Sur la page du Café Pédagogique.

***

  • Un autre article de Philippe Meirieu

Lettre ouverte à Pap Ndiaye, ministre de l’Education nationale… « Redonner leur sens aux métiers de l’éducation »

Par Philippe Meirieu, professeur honoraire en sciences de l’éducation,
Université LUMIERE-Lyon 2, président des CEMEA. Publié dans Système éducatif

Philippe Meirieu a écrit cette lettre au nouveau ministre de l’Education au
mois de mai 2022. Elle prend tout son sens en cette rentrée.

***

Monsieur
le Ministre,

Votre nomination est, à mes yeux, comme aux yeux de beaucoup, une belle surprise.
Votre travail universitaire, vos engagements, vos prises de position sont, en effet, le
gage d’un renouvellement important à la tête de l’Éducation nationale. Vous avez
travaillé sur les discriminations et sur l’émancipation ; vous avez eu, à de
nombreuses reprises, des paroles justes, sans concession et apaisantes à la fois,
sur des questions de société essentielles ; vous incarnez la lutte pour l’égalité des
droits dans ce qu’elle a de plus fondamental pour notre avenir… Ce sont là, pour les
enseignantes et enseignants, comme pour tous les personnels de l’Éducation
nationale et de l’Éducation populaire, des signes forts qui nous font espérer un vrai
renouveau.

Vous arrivez à la tête d’une institution malmenée et abîmée. Une institution que des
réformes précipitées, effectuées sans véritable concertation, ont profondément
déstabilisée. L’école maternelle, un héritage de Pauline Kergomard dont le monde
entier enviait la solidité pédagogique, a vu ses objectifs éducatifs spécifiques, gages
d’un accueil authentique de tous les enfants dans l’univers scolaire, profondément
défigurés. L’école primaire a vu pleuvoir les injonctions les plus autoritaires et
infantilisantes depuis, sans doute, celles de François Guizot : réduits à des
exécutants chargés de mettre en œuvre des procédures standardisées, soumis à
une pression évaluative permanente, les professeurs des écoles se demandent
aujourd’hui s’ils peuvent encore former leurs élèves à une citoyenneté responsable.
Le collège, dont le statut et les finalités n’ont jamais véritablement été clarifiés, s’est
vu, une fois de plus laissé de côté, soumis simplement à quelques changements de
programme, sans que la question du sens des savoirs et des conditions de leur
partage pour les adolescentes et adolescents d’aujourd’hui, ne soit jamais posée.
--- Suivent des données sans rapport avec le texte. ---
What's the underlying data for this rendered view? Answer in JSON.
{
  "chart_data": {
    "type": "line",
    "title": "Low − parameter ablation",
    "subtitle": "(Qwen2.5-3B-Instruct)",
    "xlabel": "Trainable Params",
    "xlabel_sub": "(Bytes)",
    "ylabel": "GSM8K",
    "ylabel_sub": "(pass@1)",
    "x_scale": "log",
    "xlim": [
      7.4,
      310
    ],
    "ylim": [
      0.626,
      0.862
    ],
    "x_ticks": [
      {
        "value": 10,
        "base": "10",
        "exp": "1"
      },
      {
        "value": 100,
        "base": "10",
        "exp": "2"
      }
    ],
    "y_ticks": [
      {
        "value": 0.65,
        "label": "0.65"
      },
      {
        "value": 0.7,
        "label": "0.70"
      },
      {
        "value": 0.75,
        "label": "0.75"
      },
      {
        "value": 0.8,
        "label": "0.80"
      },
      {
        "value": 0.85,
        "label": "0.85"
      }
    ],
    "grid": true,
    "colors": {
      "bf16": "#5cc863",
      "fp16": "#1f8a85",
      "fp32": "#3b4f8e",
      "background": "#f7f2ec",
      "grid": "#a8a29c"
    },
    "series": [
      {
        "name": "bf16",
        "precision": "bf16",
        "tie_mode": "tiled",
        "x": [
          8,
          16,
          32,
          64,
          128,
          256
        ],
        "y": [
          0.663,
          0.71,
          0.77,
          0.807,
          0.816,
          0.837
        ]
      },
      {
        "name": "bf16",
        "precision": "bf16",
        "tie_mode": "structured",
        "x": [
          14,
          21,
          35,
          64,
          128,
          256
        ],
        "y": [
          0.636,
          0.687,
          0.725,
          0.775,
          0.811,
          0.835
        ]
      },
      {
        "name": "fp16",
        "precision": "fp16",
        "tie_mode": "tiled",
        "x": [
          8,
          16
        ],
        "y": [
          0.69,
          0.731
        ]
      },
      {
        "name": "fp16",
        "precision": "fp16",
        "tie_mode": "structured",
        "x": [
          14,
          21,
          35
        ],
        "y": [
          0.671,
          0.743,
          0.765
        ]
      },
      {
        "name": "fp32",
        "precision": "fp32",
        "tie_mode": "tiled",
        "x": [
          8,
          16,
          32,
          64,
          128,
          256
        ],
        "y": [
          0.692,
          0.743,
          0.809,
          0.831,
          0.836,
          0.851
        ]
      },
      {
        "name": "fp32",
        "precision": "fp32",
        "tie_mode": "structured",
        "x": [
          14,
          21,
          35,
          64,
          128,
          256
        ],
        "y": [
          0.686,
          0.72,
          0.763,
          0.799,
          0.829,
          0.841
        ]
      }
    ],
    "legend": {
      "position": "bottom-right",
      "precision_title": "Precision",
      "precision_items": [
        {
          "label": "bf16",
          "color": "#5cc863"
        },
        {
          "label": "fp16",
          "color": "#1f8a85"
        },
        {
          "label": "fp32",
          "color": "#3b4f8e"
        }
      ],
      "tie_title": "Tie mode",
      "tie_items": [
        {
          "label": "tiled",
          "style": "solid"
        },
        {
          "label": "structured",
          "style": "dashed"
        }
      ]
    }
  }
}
Le
lycée a été taillé en pièces par l’introduction d’un examen continu qui compromet
aussi bien l’engagement des enseignants dans leur tâche que celui des élèves dans
leurs études. La césure insupportable et discriminatoire entre les lycées
d’enseignement général et technologique, d’un côté, et les lycées professionnels, de
l’autre, s’est encore aggravée. Et la mise en place de Parcours Sup a condamné les
lycéens, dans leur ensemble, a une orientation aussi aléatoire qu’injuste qui soumet
leurs projets personnels à des algorithmes inconnus. Au total, Monsieur le Ministre,
les inégalités se sont gravement accrues et la confiance dans le service public de
l’éducation a été durablement ébranlée.

Mais je voudrais insister aujourd’hui, Monsieur le Ministre, au moment où vous
prenez vos fonctions, sur la crise de recrutement majeure que vit notre pays. Le
métier sur lequel, disait Ferdinand Buisson, « reposent les promesses de la
République », ce métier dont dépend largement notre avenir commun, ce métier
qu’on dit volontiers « le plus beau du monde » et qui, selon la jolie formule entendue
récemment dans un film bhoutanais (« L’école du bout du monde »), « touche
l’avenir »… n’attire plus les jeunes générations et nous risquons, à très court terme,
de nous trouver devant des problèmes d’encadrement majeurs. Je sais bien que
certains caressent le secret espoir de remplacer une partie (quand ce n’est pas le
tout) du travail des professeurs par le numérique, mais j’espère que, comme moi,
vous ne voudrez pas vous y résoudre : vous savez que ce qui se joue dans la
relation pédagogique est irréductible à un dressage par la machine, aussi
sophistiquée et performante soit-elle. Vous savez que la songerie du learning
analytics, au prétexte de « s’adapter » aux individus, les fige dans une hypothétique
« nature » et définit leur avenir à partir de leur passé… essentialisation insupportable
contre laquelle vous avez toujours lutté.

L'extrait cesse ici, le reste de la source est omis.